Un thriller giudiziario in redingote e crinolina

Le «False confidenze» di Marivaux non si addicono a Toni Servillo

Enrico Groppali

Capita di avanzare gravi riserve su uno spettacolo dove ogni cosa è al suo posto, gli elementi scenici obbediscono all'aurea regola della semplicità, le luci sono adeguate e gli interpreti, come diceva Renato Simoni «si sono egregiamente calati nei loro ruoli». Si dirà che siamo incontentabili. Eppure non è così. Perché ogni volta che si mette in scena un testo di quel grande che fu e rimane Pierre Carlet de Chamblain detto Marivaux, le cose si complicano. Infatti il nostro autore che muore trent'anni prima della Rivoluzione mette in scena, sotto il frivolo apparato del gioco da salotto e del piacere insieme insidioso e tagliente della conversazione galante, l'intero mondo delle convenzioni sociali.
La regola che sostiene una classe nell'ambito delle sue funzioni esce a pezzi da questi dialoghi che solo in superficie sembrano scintillanti e vacui. È quel che accade nelle False confidenze dove la sospirata unione tra la ricca vedova Araminte e il fascinoso ma squattrinato Dorante viene gestita dall’intrigante servo Dubois. Fino all'attimo precedente la prevista conclusione dell'affare col deus ex machina che si frega le mani, Marivaux conduce la vicenda come in un thriller giudiziario dove gli sposi promessi sono i rei confessi. La disperata amarezza che s'intravvede dietro gli spigoli delle battute e che trapela dietro le sortite di questi personaggi in redingote e crinolina, nello spettacolo di Servillo non c'è.
A differenza di Pagliaro e Sciaccaluga che l'hanno preceduto giostrando con mano felice tra i distici di questo capolavoro, il regista punta le sue carte sull'intrigo fine a se stesso. Compiendo sul corpus di Marivaux, la stessa operazione di svuotamenti che gli era riuscita bene con Eduardo. Senza accorgersi che in Sabato, domenica e lunedì aveva a che fare con delle figurine da presepe partenopeo mentre qui si mette persino alla berlina il glossario della nostra Commedia dell'Arte.

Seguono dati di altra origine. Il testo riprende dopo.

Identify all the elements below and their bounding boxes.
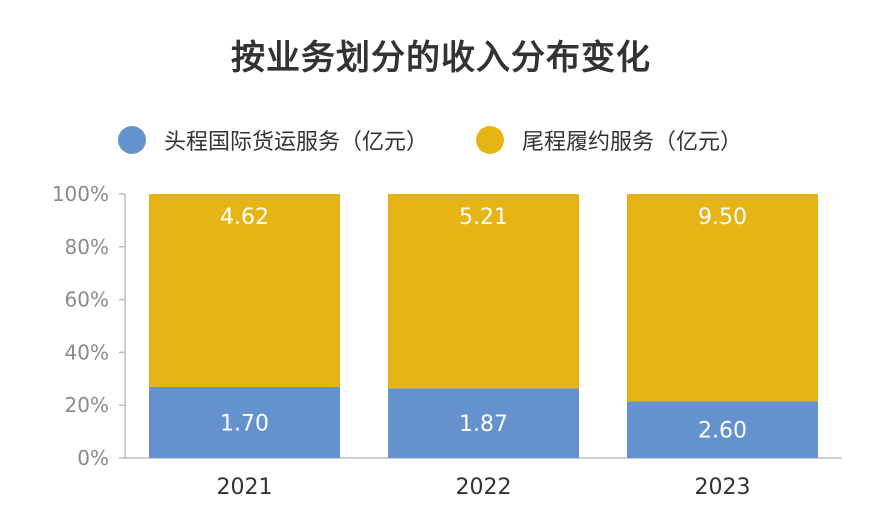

Spiace per gli attori, formalmente perfetti a cominciare da Anna Bonaiuto che ci dà di Araminte un ritratto in chiave di moderna nevrosi ma, tanto per fare un ultimo appunto, ci ha pensato o no Servillo che uno dei servi si chiama Arlecchino?

LE FALSE CONFIDENZE - di Marivaux Regia di Toni Servillo, con Anna Bonaiuto. Piccolo Teatro di Milano, al Teatro Studio fino al 6 febbraio.